# Frage zum Micromaster 420



## bernd67 (24 März 2008)

Hallo
Hab mal ne Frage zum Micromaster die ich aus der Doku nicht ganz verstehe.
Ich möchte den MM420 über die Dig Eingänge steuern (habe 3 zur Verfügung)
Der MM420 soll in beiden Richtunge einmal über den Analogeingang oder über eine Festfrequenz betrieben werden.
Wie kann ich das umschalten?
Ich meine gelesen zu haben das P0704 für den 4. Eingang (Analogwert Ein) nur über die Parameter auf 1 oder 0 zu schalten ist.
Ich kann ihm also nicht extern ansteuern.
Wie gehe ich jetzt vor? Oder hab ich was falsch verstanden?

mfg


----------



## Larry Laffer (24 März 2008)

Ich habe das so in Erinnerung (ich mag mich da aber täuschen), dass der MM nur entweder über ext.
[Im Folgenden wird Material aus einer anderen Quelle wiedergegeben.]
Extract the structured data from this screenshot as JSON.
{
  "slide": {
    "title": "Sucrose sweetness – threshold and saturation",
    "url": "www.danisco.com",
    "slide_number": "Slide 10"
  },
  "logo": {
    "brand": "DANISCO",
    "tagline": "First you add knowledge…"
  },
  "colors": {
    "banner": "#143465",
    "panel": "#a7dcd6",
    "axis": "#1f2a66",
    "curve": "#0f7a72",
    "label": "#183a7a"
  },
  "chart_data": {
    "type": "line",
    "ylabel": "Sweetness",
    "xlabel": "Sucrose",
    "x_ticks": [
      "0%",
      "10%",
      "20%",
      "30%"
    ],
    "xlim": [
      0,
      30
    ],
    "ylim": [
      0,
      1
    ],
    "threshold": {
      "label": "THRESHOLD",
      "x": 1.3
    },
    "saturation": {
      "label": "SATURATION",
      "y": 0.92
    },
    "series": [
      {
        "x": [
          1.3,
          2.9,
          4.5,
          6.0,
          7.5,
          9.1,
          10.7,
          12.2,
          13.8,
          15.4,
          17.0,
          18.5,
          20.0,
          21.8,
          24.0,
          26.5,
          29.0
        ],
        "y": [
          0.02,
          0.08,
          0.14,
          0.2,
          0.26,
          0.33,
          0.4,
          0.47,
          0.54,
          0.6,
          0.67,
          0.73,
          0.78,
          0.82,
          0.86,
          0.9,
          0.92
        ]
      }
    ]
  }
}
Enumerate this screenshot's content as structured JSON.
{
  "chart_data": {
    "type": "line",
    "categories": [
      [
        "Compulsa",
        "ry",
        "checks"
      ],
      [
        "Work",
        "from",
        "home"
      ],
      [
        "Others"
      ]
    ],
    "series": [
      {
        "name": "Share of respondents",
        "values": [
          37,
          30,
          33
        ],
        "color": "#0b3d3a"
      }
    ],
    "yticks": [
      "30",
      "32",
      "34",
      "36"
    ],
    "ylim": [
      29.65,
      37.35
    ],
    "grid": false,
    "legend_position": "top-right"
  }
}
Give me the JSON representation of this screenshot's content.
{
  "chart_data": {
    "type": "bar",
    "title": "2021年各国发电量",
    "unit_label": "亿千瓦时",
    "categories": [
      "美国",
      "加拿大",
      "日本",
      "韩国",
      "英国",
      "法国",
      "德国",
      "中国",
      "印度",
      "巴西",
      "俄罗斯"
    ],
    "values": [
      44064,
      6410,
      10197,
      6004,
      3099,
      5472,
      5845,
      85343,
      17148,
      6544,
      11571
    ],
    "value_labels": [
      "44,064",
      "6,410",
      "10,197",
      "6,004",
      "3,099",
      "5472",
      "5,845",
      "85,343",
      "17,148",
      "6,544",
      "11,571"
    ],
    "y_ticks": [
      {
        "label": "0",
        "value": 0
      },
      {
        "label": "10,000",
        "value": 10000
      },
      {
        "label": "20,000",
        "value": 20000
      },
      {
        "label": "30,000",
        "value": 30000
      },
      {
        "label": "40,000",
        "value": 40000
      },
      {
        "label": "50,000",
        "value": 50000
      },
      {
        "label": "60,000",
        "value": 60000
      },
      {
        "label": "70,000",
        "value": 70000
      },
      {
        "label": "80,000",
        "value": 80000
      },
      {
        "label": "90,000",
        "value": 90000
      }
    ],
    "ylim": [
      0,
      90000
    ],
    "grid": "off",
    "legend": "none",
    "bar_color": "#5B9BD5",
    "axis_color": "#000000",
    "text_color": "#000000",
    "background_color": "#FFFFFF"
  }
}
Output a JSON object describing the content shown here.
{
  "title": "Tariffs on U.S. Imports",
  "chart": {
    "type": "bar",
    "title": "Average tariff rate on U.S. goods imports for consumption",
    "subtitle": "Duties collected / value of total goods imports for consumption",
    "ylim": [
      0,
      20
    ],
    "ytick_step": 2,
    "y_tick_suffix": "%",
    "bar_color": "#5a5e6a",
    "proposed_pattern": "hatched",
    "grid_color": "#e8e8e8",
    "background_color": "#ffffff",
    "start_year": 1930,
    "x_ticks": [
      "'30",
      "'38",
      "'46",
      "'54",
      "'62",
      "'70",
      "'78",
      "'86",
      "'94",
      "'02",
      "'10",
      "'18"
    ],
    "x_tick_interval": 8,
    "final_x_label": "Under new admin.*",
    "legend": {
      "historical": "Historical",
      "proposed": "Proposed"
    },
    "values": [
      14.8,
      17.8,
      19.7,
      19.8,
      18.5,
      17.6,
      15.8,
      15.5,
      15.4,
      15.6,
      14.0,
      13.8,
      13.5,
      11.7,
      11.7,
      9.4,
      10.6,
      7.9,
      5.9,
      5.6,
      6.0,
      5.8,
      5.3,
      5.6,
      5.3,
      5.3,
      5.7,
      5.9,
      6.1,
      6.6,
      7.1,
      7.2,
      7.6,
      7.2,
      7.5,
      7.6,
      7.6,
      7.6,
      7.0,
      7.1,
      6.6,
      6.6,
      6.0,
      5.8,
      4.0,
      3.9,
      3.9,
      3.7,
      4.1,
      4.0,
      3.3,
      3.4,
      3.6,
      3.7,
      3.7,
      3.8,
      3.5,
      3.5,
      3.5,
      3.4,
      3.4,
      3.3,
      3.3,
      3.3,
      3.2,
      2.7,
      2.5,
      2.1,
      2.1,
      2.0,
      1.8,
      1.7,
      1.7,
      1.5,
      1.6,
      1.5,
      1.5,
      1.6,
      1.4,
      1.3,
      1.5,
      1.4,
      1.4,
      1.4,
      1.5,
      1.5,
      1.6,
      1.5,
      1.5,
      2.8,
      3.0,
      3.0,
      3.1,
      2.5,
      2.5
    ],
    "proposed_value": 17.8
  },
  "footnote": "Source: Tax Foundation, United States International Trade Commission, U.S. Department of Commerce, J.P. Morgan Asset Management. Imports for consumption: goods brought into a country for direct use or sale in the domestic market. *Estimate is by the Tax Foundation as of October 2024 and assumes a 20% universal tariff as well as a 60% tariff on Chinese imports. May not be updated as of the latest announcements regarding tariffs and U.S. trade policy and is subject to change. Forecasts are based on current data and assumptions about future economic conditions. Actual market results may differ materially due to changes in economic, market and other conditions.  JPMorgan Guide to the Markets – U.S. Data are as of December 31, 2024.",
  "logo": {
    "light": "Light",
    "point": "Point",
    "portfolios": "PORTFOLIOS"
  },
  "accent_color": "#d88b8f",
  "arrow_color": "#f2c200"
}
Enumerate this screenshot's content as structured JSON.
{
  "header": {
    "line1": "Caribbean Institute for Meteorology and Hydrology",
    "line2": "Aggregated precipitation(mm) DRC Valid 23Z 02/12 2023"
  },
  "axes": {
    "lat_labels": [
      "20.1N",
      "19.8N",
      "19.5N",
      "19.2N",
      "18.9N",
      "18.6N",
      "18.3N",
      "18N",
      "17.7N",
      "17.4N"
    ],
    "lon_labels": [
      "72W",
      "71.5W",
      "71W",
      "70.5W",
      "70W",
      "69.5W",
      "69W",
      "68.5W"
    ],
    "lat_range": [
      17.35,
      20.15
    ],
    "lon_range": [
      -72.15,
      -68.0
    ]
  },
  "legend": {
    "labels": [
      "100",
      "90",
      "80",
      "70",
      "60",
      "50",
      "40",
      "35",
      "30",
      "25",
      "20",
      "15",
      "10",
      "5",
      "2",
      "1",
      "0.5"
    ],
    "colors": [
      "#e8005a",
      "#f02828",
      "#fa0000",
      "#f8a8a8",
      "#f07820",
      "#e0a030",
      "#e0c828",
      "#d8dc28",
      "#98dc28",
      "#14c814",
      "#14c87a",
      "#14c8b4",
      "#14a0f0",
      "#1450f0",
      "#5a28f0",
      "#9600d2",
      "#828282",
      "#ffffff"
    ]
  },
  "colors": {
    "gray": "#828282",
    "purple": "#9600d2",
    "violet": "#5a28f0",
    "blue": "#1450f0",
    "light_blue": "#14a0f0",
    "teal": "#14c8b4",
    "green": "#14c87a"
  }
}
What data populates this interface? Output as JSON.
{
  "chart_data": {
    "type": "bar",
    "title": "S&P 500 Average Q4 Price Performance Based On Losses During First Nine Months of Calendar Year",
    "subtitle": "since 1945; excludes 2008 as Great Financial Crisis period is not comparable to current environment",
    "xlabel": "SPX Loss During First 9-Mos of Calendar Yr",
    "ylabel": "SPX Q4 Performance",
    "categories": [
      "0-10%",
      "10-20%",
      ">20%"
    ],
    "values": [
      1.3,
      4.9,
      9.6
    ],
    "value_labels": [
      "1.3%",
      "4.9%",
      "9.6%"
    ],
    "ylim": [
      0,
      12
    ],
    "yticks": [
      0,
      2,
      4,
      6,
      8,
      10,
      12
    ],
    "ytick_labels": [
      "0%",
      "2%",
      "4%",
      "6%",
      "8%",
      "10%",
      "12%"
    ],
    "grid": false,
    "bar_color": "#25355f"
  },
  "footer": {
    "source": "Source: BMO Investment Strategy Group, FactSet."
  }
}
Sollwert oder über int. Sollwert gefahren werden kann. Falls das so stimmt ... Von der SPS her kannst du das Ding doch mit so vielen verschiedenen Sollwerten versorgen, wie du willst. Warum einmal das Eine und dann das Andere ?

Gruß
LL


----------



## bernd67 (24 März 2008)

Hallo LL

Der Kunde möchte das so haben, das ein Schweißvorgang über ein ext. Poti ganz fein vom bediener geregelt werden kann (Analogeingang).
Die Wege wo nicht geschweißt wird sollen möglichst schnell (Festfrequenz)
zurückgelegt werden ohne das der Bediener am Poti nachregelt.

mfg


----------



## Larry Laffer (24 März 2008)

... also willst du den Sollwert gar nicht von der SPS vorgeben ...?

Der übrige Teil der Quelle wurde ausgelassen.